Début attendu du procès de l'addiction aux réseaux sociaux à Los Angeles
La sélection du jury devait démarrer mardi à Los Angeles en préambule du procès très attendu de plusieurs géants des réseaux sociaux accusés d'avoir sciemment conçu leurs applications pour rendre les jeunes utilisateurs accro à leurs plateformes.
Initiée par une Californienne de 19 ans, identifiée dans le dossier sous les initiales K.G.M., la procédure est un test jugé déterminant pour ByteDance (maison mère de TikTok), Meta (Instagram et Facebook) ainsi qu'Alphabet (YouTube).
Jusqu'ici, tous avaient échappé à des poursuites grâce à un texte de loi qui écarte de fait leur responsabilité quant aux contenus publiés sur ces plateformes, la section 230 du Communications Decency Act.
K.G.M. et ses avocats ont adopté une stratégie alternative, insistant sur la conception même de ces réseaux sociaux, en particulier leurs algorithmes de recommandation calibrés pour prolonger au maximum le temps passé sur l'appli.
Arrivée sur YouTube à six ans, Instagtram à 11, Snapchat à 13 et TikTok à 14, la Californienne affirme avoir développé une addiction à ces sites, responsable, selon elle, d'avoir favorisé un état dépressif, de l'anxiété, des troubles de la perception du corps et des pensées suicidaires.
De nombreuses études ont mis en évidence, ces dernières années, les dégâts causés par les réseaux sociaux sur certains jeunes utilisateurs.

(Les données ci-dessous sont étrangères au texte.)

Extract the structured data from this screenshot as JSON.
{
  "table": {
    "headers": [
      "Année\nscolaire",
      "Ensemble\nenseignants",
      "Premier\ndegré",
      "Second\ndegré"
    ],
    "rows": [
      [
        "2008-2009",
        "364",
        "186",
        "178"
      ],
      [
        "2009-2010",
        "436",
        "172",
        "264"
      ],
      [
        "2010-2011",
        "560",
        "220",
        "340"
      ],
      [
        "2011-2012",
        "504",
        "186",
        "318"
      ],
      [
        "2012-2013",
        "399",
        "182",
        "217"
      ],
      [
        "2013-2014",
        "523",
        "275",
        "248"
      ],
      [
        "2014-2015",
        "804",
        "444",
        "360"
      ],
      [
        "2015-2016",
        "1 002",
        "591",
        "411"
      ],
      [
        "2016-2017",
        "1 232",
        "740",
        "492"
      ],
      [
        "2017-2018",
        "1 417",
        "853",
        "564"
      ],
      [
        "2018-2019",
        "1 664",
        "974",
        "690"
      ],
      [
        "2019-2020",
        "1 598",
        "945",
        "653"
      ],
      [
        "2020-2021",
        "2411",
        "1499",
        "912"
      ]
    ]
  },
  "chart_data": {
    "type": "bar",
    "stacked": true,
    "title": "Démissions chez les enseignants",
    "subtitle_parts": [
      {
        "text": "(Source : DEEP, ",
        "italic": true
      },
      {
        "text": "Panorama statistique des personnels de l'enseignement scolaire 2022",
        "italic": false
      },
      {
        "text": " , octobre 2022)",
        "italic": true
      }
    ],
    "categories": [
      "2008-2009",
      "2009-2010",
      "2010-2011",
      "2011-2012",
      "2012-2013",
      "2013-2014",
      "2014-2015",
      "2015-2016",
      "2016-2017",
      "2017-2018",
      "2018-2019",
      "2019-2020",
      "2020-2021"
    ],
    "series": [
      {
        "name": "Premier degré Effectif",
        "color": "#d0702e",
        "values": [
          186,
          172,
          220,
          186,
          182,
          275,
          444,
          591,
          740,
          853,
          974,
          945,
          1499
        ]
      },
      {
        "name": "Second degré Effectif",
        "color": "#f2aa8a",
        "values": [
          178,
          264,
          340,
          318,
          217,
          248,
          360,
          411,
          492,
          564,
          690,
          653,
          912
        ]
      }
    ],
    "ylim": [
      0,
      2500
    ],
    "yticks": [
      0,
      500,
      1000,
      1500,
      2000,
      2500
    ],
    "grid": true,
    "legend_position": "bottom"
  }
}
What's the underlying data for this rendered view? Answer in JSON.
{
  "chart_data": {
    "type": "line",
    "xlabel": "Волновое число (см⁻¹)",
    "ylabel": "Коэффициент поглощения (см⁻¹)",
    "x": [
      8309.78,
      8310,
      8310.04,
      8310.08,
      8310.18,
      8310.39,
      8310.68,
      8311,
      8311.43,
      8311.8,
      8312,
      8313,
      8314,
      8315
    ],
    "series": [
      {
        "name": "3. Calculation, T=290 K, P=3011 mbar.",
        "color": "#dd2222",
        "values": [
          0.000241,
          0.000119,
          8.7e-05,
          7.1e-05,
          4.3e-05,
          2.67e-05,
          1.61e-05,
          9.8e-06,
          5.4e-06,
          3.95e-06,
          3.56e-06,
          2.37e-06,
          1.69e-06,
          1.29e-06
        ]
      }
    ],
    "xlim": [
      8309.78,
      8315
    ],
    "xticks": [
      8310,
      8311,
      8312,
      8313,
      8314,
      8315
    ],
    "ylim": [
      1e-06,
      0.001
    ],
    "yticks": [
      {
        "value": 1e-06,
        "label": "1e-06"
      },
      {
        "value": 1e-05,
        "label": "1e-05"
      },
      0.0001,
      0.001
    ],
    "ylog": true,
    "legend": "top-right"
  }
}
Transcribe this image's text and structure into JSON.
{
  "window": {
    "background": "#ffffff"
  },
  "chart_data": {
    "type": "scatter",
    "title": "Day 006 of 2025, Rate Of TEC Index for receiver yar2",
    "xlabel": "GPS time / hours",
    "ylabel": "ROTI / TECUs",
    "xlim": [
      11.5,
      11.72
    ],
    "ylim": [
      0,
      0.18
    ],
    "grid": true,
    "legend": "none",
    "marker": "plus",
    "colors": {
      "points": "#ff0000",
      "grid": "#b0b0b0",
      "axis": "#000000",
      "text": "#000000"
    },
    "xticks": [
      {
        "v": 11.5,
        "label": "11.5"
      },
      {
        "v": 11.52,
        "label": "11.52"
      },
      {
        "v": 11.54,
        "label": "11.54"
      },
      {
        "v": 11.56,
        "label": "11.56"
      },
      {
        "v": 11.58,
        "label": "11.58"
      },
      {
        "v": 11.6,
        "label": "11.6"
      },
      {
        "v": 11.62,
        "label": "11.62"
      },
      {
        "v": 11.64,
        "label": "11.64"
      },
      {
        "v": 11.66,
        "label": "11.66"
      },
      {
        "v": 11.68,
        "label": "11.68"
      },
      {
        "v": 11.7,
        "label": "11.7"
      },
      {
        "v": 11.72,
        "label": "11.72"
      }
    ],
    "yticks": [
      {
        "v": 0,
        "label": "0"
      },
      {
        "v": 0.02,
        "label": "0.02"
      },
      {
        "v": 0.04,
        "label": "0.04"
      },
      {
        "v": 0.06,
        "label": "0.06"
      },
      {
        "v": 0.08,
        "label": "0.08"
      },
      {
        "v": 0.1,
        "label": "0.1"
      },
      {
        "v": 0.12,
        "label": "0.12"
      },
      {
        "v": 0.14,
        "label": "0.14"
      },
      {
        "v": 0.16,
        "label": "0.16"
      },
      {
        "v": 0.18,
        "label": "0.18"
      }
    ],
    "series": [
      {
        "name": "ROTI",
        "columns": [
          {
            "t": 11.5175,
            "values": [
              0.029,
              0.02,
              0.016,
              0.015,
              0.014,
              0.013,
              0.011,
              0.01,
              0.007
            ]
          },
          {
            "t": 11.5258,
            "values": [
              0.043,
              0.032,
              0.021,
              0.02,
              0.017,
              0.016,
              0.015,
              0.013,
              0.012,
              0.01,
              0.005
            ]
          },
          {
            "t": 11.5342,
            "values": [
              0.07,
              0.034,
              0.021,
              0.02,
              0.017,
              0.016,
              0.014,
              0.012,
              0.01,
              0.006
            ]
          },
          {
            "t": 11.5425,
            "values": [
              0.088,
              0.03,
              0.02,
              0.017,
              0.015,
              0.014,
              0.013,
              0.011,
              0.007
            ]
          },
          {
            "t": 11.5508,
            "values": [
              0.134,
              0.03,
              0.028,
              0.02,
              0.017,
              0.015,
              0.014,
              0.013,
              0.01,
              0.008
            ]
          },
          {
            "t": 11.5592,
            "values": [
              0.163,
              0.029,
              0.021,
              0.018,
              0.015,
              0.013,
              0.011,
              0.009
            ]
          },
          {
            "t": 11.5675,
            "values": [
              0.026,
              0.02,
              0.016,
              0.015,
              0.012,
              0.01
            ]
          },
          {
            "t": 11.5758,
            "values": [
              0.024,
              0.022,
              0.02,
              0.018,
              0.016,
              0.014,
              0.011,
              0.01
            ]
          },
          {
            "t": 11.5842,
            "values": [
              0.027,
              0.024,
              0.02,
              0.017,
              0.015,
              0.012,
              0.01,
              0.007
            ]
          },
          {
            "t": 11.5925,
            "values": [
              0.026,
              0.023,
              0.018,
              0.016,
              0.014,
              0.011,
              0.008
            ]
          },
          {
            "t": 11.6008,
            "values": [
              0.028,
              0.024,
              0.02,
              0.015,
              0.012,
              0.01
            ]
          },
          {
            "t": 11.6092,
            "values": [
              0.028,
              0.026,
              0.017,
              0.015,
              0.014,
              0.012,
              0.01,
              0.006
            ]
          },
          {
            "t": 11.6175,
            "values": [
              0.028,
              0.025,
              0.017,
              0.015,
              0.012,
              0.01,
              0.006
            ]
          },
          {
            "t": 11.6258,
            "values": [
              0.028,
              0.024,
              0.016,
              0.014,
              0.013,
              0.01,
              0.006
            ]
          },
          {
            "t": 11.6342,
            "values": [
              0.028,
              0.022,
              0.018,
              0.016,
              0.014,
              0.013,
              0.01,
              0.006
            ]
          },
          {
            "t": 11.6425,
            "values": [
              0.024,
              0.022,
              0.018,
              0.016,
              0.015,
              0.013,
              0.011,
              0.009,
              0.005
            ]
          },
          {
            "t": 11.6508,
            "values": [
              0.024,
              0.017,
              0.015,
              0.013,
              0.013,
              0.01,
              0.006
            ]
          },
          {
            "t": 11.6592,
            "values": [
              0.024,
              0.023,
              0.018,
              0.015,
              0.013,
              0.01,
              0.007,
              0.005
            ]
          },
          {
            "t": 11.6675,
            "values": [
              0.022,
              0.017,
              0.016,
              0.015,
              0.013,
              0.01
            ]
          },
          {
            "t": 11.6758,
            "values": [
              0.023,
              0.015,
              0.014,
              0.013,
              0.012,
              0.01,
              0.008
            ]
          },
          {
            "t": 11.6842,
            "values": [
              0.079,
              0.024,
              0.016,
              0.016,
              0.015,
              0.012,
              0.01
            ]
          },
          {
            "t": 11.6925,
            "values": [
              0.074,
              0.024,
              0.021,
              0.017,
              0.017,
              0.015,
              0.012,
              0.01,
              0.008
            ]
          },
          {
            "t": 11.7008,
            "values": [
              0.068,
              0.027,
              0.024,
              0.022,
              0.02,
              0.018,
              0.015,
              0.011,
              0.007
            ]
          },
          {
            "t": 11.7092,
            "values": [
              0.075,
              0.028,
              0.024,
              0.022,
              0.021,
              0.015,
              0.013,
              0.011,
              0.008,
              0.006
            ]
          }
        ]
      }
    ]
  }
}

La plaignante n'a pas fixé le montant estimé de son préjudice et a seulement réclamé la tenue d'un procès devant un tribunal civil de l'Etat de Californie.
- Précédent -
Les débats pourraient être l'occasion d'un coup de projecteur sur les méthodes de grands acteurs de la tech, de plus en plus critiqués pour leur impact sur les jeunes internautes. Plusieurs dirigeants de premier plan devraient être auditionnés, notamment le PDG de Meta, Mark Zuckerberg.
Le procès, qui devrait durer de six à huit semaines, s'ouvre sur fond de mouvement d'ampleur pour réguler davantage ces plateformes, illustré par l'interdiction aux moins de 16 ans entrée en vigueur en Australie fin décembre.
Au débat concernant les réseaux sociaux traditionnels est venu se superposer celui sur les interfaces d'intelligence artificielle (IA) générative, eux aussi accusés de provoquer une addiction chez certaines jeunes.
L'issue du procès, dont les débats ne devraient démarrer que dans plusieurs jours une fois les jurés sélectionnés, aura valeur de précédent pour les très nombreuses procédures similaires en cours.
Deux autres dossiers doivent ainsi donner lieu chacun à un procès en avril et juin, tandis qu'un autre pourrait se tenir en 2026 devant le tribunal fédéral d'Oakland.
Egalement visée par K.G.M, la maison mère du réseau Snapchat, Snap, a préféré conclure un accord amiable avant le début du procès mais reste citée dans de nombreuses autres affaires.
Sous pression, plusieurs grands réseaux sociaux ont mis en place des mesures pour encadrer l'utilisation de leurs services par les mineurs.